Четвёртая (СИ)
Сольге сделала вид, что смирилась, а сама тем временем разузнала, куда отправили по воле старого короля и капризу Байвин её мать. И сбежала.
— Я легко нашла её дом. Король хорошо устроил судьбу своей любимой наложницы — выдал её замуж за достойного и богатого человека. Я долго бродила вокруг их дома, прячась за забором и не решаясь постучаться. А потом увидела её. Мою мать. Она гуляла в саду со своими детьми: сыном — красивым мальчиком чуть моложе меня самой, девочкой на несколько лет младше и совсем крошкой. Она была так ласкова с ними. Смеялась, пела им песни, играла в игры, в которые никто и никогда не играл со мной. Я словно превратилась там в камень, Шо-Рэй. Я страшно боялась даже пошевелиться — вдруг они меня заметят — и не меньше желала, чтобы заметили.

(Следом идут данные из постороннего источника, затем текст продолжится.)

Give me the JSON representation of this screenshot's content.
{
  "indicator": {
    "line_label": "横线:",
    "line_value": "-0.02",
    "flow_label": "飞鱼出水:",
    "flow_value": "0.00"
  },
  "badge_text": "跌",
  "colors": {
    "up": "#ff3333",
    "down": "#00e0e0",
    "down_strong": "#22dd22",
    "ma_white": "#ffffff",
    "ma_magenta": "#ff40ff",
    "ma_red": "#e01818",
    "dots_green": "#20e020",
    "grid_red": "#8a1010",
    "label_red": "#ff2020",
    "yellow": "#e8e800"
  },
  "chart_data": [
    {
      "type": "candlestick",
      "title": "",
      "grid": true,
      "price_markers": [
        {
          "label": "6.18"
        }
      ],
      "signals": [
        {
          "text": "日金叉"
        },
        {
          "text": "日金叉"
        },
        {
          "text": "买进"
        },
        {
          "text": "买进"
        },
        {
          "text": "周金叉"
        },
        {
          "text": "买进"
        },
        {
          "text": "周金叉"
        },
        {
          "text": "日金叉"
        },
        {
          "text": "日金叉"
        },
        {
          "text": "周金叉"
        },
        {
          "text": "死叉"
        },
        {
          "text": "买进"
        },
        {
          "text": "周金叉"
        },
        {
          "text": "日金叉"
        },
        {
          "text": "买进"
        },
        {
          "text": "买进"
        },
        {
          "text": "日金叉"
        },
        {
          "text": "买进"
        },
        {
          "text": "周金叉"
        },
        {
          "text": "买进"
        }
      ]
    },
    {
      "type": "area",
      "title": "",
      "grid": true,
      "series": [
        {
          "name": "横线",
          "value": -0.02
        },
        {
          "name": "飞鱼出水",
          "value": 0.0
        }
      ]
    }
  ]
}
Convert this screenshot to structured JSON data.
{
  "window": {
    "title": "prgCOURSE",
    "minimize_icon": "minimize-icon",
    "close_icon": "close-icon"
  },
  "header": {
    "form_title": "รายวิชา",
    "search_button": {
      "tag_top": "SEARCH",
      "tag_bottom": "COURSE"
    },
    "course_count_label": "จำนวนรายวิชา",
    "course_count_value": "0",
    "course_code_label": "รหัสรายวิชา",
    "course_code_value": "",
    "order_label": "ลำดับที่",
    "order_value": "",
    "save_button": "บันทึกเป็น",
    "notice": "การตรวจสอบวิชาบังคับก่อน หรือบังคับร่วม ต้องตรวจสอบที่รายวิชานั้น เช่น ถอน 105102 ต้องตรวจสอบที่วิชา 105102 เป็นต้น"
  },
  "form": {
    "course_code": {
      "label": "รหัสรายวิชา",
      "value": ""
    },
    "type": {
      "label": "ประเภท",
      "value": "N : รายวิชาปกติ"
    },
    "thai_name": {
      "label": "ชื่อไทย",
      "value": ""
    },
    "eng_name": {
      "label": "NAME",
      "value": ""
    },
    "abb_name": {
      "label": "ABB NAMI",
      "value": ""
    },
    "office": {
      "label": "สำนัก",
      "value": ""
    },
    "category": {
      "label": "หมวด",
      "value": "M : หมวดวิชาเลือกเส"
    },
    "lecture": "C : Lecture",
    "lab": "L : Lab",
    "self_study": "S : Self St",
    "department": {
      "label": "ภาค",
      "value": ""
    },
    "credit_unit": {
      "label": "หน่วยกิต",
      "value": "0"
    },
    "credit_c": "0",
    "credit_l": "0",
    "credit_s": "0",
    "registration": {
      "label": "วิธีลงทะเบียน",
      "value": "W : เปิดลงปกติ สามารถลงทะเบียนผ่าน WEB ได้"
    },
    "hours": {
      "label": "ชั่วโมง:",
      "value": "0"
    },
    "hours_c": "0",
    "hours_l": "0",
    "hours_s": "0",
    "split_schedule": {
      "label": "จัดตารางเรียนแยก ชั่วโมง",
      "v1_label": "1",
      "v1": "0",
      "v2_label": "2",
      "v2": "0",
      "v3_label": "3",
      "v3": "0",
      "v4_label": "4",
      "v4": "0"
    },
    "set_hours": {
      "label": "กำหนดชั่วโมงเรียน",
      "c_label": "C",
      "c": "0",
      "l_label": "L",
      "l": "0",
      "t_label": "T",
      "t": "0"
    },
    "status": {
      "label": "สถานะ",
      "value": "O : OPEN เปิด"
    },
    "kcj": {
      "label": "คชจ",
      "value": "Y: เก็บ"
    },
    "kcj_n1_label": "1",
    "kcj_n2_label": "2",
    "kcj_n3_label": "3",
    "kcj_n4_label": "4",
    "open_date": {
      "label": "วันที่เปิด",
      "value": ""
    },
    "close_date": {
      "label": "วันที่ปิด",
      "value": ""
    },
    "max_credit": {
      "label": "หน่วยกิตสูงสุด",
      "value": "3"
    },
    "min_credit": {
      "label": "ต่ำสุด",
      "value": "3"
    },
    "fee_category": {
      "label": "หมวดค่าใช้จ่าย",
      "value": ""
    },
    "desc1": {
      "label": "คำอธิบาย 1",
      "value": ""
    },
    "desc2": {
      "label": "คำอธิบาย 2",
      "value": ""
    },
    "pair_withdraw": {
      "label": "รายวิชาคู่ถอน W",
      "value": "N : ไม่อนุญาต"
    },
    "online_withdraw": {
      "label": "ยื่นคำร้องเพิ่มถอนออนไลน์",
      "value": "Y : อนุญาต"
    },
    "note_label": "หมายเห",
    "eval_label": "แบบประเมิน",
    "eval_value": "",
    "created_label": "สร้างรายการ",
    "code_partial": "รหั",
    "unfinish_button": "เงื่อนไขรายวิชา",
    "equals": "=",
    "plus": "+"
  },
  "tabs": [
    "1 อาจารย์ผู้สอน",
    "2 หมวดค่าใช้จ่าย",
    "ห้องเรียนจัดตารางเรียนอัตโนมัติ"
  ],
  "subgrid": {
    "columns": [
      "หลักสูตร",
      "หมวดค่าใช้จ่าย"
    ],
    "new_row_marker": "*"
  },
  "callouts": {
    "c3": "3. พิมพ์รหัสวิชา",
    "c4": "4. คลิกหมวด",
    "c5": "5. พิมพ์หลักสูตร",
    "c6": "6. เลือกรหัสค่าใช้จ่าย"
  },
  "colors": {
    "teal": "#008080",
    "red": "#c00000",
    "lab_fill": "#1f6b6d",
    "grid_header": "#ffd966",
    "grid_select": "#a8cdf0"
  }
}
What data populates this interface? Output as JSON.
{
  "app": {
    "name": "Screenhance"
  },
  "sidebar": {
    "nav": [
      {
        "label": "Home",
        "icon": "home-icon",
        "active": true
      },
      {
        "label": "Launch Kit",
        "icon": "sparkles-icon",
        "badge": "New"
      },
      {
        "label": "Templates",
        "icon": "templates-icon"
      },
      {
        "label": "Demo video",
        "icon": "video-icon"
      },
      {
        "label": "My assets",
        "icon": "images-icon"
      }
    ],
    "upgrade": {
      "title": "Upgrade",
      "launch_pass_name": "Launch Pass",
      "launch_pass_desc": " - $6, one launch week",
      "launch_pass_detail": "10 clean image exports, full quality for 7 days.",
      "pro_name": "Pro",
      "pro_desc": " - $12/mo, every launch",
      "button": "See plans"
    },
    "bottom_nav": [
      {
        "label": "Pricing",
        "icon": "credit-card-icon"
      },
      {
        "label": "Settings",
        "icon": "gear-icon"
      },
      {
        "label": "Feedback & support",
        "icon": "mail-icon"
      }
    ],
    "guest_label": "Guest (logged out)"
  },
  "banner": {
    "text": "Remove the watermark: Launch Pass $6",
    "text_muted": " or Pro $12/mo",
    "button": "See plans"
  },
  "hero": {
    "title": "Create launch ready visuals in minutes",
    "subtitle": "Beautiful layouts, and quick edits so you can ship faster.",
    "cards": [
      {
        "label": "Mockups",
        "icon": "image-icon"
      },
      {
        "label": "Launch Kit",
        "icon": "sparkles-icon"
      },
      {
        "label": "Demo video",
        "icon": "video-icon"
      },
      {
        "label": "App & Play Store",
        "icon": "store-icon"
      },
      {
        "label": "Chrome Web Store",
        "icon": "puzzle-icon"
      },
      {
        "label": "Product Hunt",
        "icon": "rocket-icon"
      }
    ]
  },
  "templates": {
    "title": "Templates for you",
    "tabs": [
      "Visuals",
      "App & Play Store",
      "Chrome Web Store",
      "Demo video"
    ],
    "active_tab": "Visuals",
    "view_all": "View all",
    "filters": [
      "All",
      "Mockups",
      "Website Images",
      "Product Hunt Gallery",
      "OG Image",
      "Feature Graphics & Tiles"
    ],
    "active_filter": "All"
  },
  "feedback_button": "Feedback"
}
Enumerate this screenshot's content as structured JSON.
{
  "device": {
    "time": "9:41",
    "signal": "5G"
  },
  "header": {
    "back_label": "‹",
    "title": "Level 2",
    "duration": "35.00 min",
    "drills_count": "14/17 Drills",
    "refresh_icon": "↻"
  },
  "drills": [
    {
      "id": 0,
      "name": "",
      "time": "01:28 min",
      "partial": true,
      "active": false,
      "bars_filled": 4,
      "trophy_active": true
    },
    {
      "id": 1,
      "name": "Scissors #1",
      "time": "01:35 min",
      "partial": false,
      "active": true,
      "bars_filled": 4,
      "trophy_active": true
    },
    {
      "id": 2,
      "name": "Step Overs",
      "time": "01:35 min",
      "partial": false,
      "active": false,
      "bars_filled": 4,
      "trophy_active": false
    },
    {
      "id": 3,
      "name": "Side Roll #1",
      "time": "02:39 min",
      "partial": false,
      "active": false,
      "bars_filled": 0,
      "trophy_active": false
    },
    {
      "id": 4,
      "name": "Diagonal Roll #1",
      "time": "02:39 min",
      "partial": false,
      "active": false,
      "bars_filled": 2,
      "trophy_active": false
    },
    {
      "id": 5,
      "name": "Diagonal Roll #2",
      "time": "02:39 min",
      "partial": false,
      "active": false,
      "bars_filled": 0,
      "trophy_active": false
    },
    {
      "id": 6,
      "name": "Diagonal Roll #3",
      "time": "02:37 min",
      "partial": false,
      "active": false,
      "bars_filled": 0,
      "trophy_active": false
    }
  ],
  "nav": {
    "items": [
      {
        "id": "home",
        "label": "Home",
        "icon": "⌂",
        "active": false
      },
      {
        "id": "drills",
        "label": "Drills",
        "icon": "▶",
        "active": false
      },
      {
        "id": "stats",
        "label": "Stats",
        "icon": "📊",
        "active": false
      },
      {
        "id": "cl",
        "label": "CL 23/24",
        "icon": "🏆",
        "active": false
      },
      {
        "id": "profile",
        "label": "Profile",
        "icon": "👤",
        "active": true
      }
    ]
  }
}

Потом они ушли. А я решилась. Я постучала в ворота. Мне открыла служанка, и я попросила сообщить её госпоже, что к ней пришла Сольге.
Ждать пришлось недолго. Вот только навстречу мне вышла вовсе не ласковая мать, которую я видела в саду и к которой так стремилась. Женщина, которую я увидела, была бледнее первого снега и испуганнее лани, за которой гонится волчья стая. Она умоляла меня уйти и не ломать её жизнь. Она говорила, что давно смирилась с тем, что меня у неё отобрали, что она давно забыла обо мне и даже благодарна старому королю, что все сложилось так, как сложилось…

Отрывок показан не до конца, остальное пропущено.